Saturday afternoon, one of my favorite films of last year, Darius Goes West, gets a little more fest love after a year of winning the audience award at practically every fest it played at, culminating with a spot on the Oscar shortlist. If you see no other film this weekend, try to catch Darius, the beautiful, inspiring story of what happens when a pack of 20-something guys decides to take a roadtrip with their wheelchair-bound friend in a quest to get his falling-apart wheelchair gussied up on MTVs Pimp My Ride.
Also on Saturday, you might want to check out Wiener Takes All. No, it's not a porn flick, settle down. It's a doc about the world of competitive wiener dogs (I know, who knew?); from the fest's website, "This film unleashes the truth as it tracks America's sexiest and fastest weenies on the professional dachshund circuit." Later on Saturday's lineup, check out Strictly Background, about the lives of 10 actors who make a living as Hollywood extras, and The Red Hot Chili Peppers: Untitled Documentary (what, they couldn't come up with a clever title? How about The Red Hot Chili Peppers: Some Like it Hot?).
The fest continues Sunday with Fish Kill Flea, a 51-minute flick about a flea market in upstate New York (no, it's not a Christopher Guest mockumentary, but can't you just picture him making a film about a flea market, with his usual cast as a bunch of colorful flea-market vendors?), Sean Tracy's 66-minute The Jesus Guy, a documentary about the "Barefoot Evangelist," a guy who's walked through 47 states and 13 countries preaching his message, and Kraftland, about a Hollywood film music agent who turns his home into "Kraftland," a shrine to Disneyland and consumer culture, following the death of his brother.

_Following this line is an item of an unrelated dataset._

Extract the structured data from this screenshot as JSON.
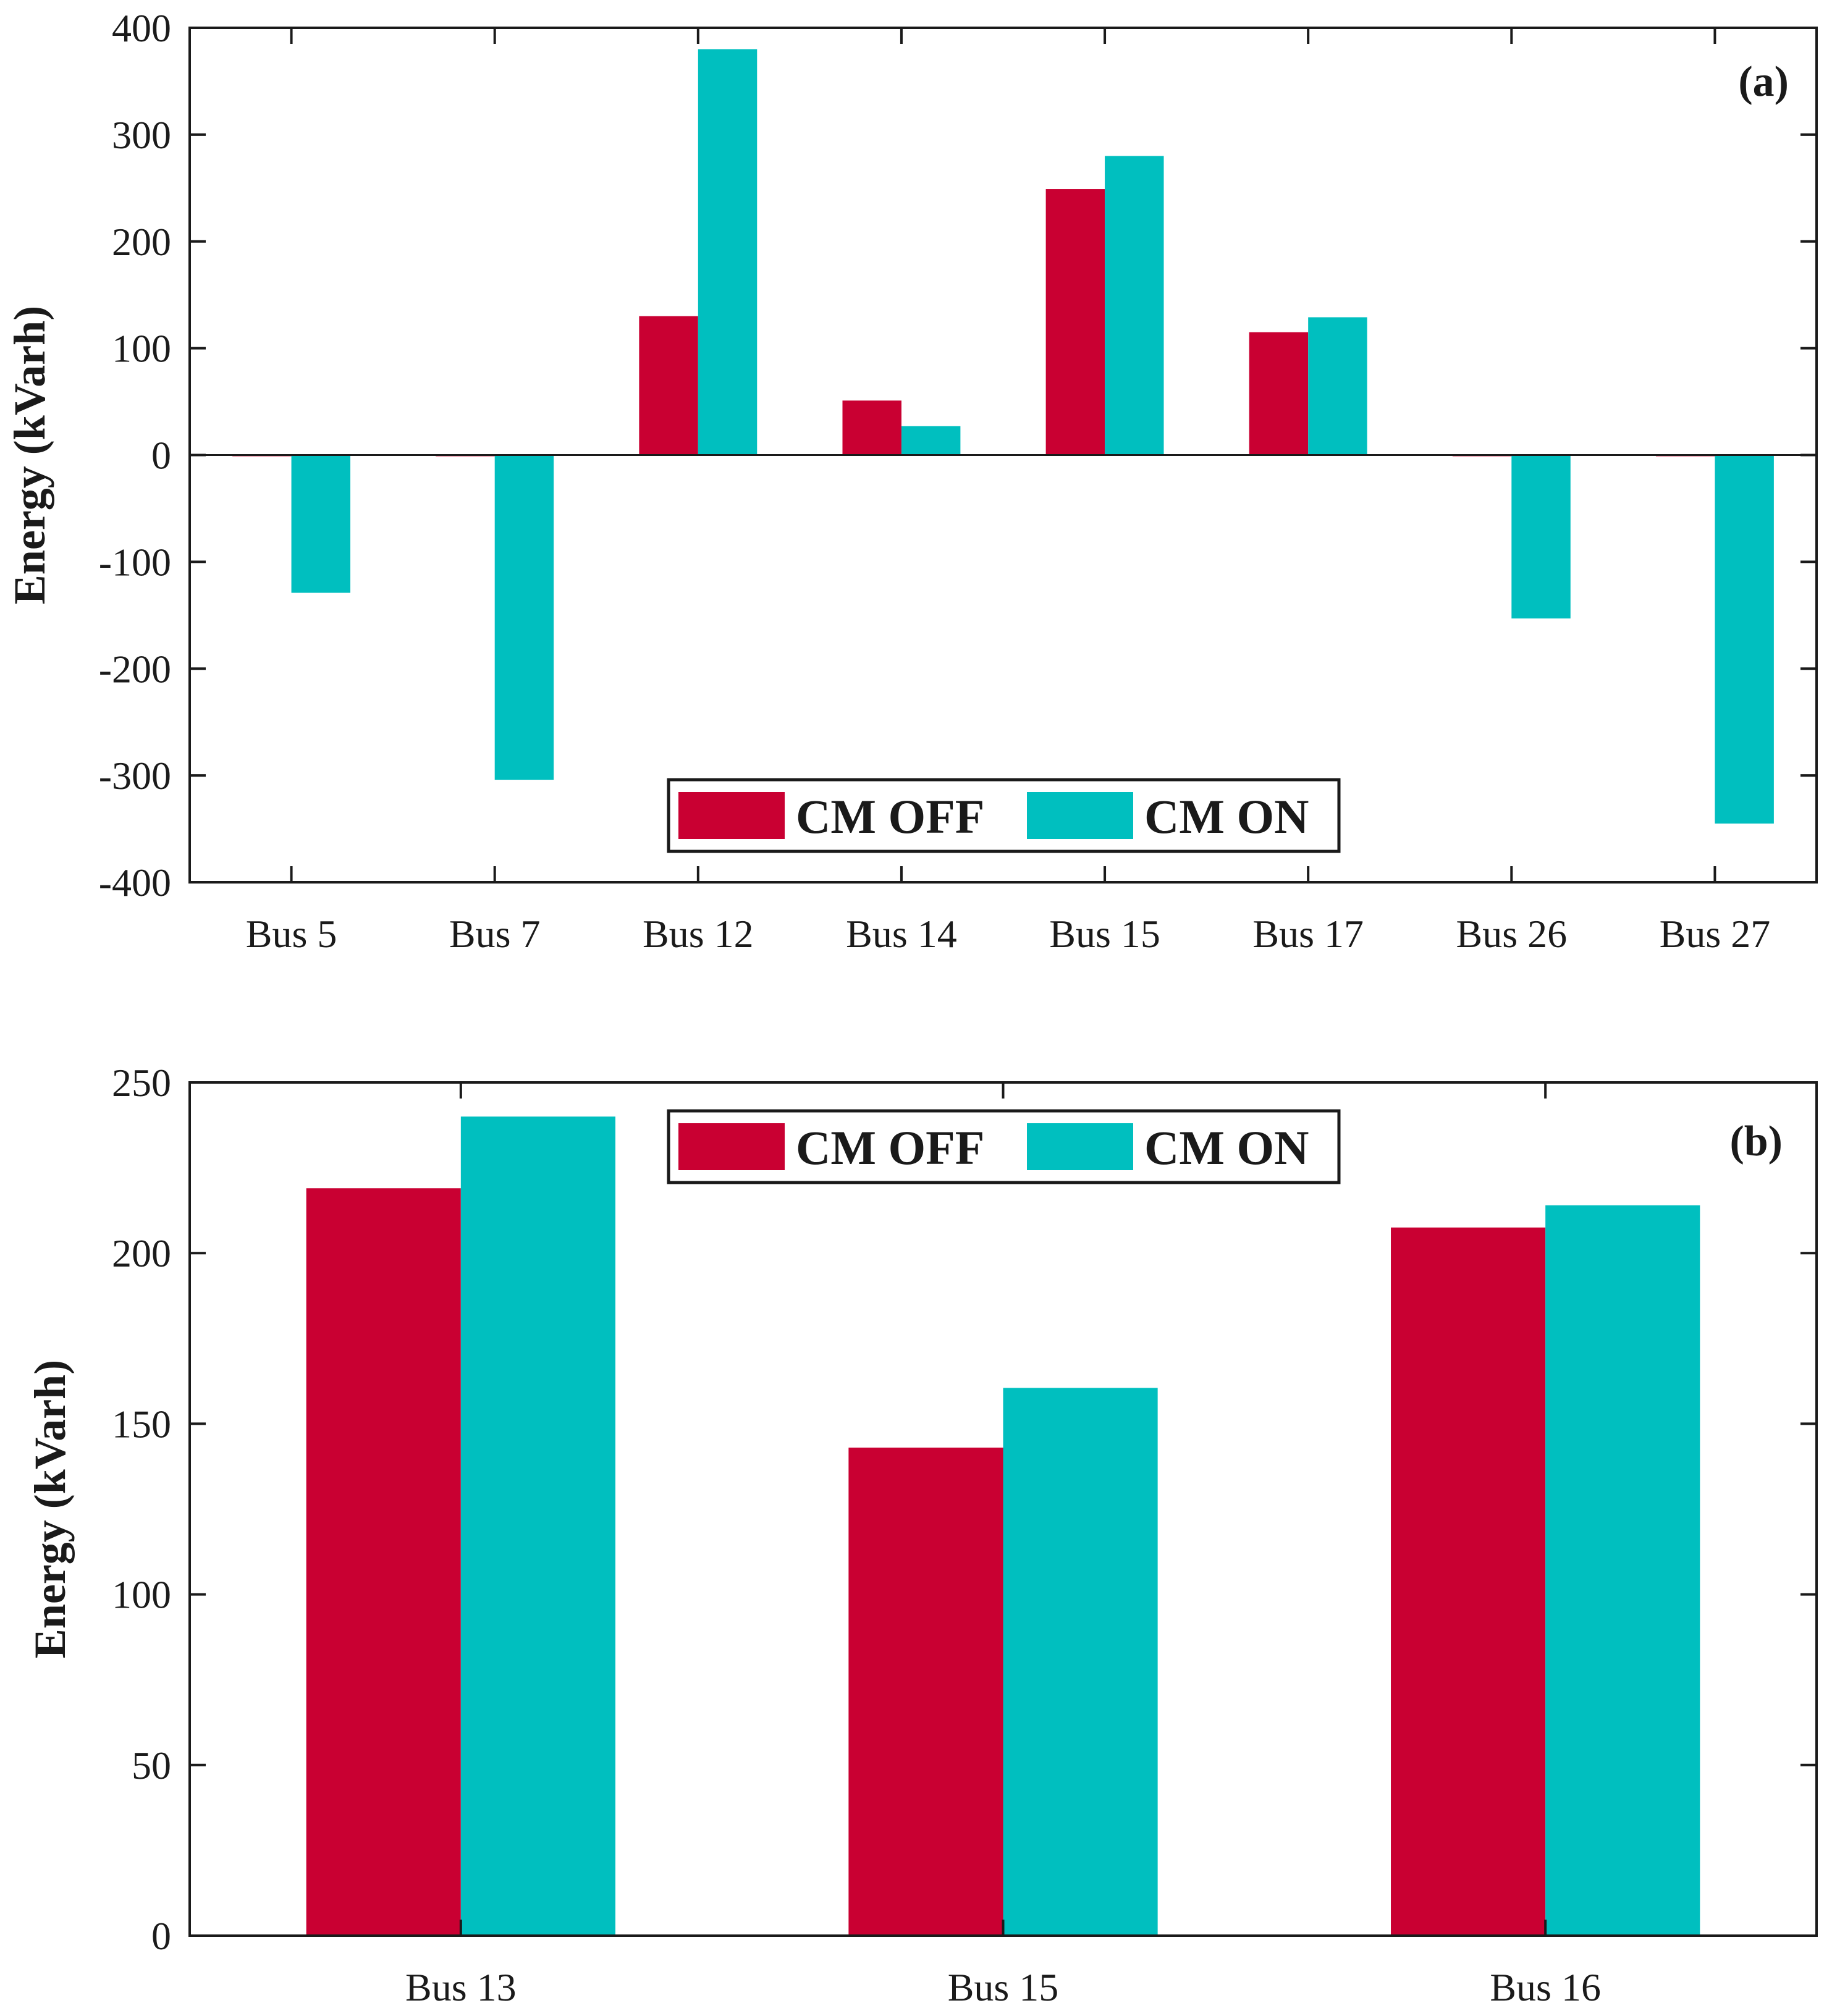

Things wrap up for the fest Sunday evening with Row Hard, No Excuses, about the only American entry in a rowing competition across the Atlantic Ocean, and Piece of Mind, which chronicles four graffiti artists on their journey as they evolve from street tags to gallery shows. Tucked in amongst all that yummy indie film goodness are a slew of short films for your viewing pleasure, too.